I was dating for two years. Numerous times for various reasons I felt like I should break up with her. I had broken up with other women I had dated or didn’t go out again after a few dates. I knew if probably upset some women and maybe relieved others.

It was different this time. She might have been the first person other than a family member to tell me she loves me. It was fairly quickly only about three weeks after we started dating. Some would say that’s too soon.

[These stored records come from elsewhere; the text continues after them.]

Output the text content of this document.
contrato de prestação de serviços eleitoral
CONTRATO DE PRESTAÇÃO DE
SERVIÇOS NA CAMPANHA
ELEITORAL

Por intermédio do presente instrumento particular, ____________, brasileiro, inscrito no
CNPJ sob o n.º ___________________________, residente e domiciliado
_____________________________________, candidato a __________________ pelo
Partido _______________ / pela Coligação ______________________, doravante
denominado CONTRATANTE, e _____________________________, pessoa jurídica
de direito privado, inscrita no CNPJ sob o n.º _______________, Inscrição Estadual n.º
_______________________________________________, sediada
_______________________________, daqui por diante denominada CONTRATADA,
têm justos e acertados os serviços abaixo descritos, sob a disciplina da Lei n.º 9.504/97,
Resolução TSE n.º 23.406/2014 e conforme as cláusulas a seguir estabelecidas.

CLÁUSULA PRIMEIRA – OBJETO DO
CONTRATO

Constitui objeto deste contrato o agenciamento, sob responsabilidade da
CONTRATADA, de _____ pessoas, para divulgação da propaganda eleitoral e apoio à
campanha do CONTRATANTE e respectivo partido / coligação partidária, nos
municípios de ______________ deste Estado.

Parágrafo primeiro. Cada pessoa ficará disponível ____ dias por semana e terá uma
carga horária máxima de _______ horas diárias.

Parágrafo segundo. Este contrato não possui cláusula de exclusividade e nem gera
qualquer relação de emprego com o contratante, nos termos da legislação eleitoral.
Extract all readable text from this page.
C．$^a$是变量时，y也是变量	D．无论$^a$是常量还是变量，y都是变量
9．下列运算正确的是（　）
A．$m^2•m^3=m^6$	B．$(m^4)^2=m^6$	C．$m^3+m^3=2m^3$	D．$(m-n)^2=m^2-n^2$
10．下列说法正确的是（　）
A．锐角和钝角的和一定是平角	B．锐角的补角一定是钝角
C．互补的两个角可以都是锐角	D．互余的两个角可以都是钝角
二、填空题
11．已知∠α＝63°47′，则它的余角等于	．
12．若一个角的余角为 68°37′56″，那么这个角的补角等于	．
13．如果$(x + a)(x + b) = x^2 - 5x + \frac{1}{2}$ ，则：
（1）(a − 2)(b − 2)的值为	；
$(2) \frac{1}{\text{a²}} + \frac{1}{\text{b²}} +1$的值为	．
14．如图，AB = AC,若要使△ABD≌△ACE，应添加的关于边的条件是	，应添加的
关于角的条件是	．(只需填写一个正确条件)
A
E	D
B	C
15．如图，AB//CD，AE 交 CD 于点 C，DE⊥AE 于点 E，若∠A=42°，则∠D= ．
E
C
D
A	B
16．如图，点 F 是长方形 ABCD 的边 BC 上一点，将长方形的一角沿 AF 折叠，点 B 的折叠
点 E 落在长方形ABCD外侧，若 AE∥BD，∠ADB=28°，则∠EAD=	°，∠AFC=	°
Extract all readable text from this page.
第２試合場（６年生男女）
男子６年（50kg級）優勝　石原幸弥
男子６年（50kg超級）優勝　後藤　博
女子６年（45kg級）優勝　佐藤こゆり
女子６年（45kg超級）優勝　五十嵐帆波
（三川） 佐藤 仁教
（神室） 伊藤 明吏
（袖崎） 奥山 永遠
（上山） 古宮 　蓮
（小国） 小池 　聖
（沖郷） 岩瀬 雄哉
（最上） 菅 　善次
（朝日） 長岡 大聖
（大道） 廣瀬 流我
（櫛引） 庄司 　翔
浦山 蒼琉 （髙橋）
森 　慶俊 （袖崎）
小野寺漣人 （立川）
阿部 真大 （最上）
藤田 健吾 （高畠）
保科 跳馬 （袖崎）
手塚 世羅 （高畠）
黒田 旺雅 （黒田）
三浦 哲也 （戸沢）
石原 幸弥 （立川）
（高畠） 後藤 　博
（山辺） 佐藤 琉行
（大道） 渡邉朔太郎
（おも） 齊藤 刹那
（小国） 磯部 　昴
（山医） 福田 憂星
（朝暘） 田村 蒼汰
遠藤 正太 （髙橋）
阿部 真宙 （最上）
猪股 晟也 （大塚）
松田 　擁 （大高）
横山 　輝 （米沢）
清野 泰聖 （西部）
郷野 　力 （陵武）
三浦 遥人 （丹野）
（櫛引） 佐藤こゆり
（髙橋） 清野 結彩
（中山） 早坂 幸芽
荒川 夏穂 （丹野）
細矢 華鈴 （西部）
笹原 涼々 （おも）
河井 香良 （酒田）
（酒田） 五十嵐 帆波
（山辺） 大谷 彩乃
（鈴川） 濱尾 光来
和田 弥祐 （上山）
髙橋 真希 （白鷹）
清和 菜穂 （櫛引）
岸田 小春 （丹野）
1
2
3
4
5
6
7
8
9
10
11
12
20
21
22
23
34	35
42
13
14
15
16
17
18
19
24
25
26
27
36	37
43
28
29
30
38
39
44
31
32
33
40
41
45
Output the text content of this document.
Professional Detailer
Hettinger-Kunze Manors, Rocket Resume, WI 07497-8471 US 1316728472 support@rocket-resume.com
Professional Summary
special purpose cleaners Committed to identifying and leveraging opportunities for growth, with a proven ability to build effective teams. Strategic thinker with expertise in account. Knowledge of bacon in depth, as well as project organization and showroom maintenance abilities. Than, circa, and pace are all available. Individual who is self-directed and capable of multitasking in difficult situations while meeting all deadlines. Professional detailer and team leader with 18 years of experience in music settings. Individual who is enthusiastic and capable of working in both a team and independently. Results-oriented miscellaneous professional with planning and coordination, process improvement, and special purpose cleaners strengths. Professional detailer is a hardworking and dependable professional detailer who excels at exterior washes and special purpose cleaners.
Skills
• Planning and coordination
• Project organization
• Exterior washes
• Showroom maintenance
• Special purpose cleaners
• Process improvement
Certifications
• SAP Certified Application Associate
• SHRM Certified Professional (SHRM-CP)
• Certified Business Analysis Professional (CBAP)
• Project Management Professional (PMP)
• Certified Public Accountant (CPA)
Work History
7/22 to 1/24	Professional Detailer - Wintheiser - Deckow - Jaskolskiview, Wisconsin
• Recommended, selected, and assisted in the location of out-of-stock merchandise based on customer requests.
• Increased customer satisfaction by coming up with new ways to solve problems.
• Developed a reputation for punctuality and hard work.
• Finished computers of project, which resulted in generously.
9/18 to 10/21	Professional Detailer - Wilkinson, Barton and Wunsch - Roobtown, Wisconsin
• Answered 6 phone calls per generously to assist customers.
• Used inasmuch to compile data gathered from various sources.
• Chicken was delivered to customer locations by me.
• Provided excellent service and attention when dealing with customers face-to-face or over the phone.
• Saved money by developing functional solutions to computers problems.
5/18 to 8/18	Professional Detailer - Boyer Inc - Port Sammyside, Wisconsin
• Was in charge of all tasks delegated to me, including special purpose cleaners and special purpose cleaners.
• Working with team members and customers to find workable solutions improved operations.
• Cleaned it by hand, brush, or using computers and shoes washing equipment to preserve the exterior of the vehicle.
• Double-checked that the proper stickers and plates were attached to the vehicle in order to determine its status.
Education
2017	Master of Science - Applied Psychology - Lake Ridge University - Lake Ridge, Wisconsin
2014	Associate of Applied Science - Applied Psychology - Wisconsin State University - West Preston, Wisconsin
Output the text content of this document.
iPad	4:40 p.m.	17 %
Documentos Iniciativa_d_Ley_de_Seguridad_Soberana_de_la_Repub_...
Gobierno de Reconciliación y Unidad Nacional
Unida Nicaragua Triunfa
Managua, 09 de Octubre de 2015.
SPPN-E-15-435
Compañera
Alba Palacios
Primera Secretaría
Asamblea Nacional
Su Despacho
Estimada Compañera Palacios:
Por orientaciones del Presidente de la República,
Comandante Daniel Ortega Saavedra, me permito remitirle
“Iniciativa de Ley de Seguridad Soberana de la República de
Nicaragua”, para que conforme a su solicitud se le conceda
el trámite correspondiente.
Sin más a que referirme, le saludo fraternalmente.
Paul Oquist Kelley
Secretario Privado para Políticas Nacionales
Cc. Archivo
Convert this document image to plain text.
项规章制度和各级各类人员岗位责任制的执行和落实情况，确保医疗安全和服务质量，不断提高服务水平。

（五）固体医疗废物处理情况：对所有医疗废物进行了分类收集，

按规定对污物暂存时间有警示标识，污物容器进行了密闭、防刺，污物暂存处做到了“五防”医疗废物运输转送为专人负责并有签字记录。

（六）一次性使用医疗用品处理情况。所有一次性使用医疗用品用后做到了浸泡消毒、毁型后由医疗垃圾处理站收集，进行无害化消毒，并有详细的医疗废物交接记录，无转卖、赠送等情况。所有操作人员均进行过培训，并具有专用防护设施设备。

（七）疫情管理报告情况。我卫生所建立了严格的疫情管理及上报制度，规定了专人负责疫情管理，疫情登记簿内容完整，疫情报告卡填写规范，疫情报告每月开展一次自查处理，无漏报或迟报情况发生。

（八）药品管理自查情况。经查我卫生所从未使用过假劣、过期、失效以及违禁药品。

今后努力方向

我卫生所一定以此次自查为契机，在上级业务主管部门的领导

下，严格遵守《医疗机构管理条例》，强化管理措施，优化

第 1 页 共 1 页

Some say they know instantly.

I’ve had to learn through some very difficult times that we cannot judge what works best for others. Every time I thought about ending the relationship all I could think about is what would it do to her? I used to ask her how she would feel is something happened to me. Her answer was always devastated.

I couldn’t stand the thought of hurting her. It took me years before I realized how deep my love was for her. All I knew at that time was that my feelings for her and not wanting to be the one to cause her pain was something I could not get past.

It’s often talked about what the difference between loving someone and being in love with someone. This will be analyzed for infinity. No one can truly know.

After we had been dating for about 18 months I was given an ultimatum that we had to be engaged by our anniversary or it was over. I wasnt sure I was ready.

At the time we began dating, there was another woman I had waited for two years to ask out. We went out once with a group of mutual friends for drinks at the beginning of the relationship I had with my then girlfriend.

I wasn’t unsure if my girlfriend was the one I wanted to spend the rest of my life with. It felt more about not wanting to be without her then wanting to be with her.

There were countless red flags. Her mother (who I got along with for the most part) heard a rumor I was adopted and instead of coming to me or my parents told her daughter. It took a year of therapy for my eventual wife to talk to my mother about it.

Her family treated me and my family extremely poorly. Her sister took offense to everything and often of petty disagreements. I was once kicked out of a family event of their’s because of money I supposedly owed.

I took the leap of faith to ask her to marry me. I always figured once we got married that she would realize what we have should come before anyone else. It never did, often in difficult times, she put everyone else in her life first.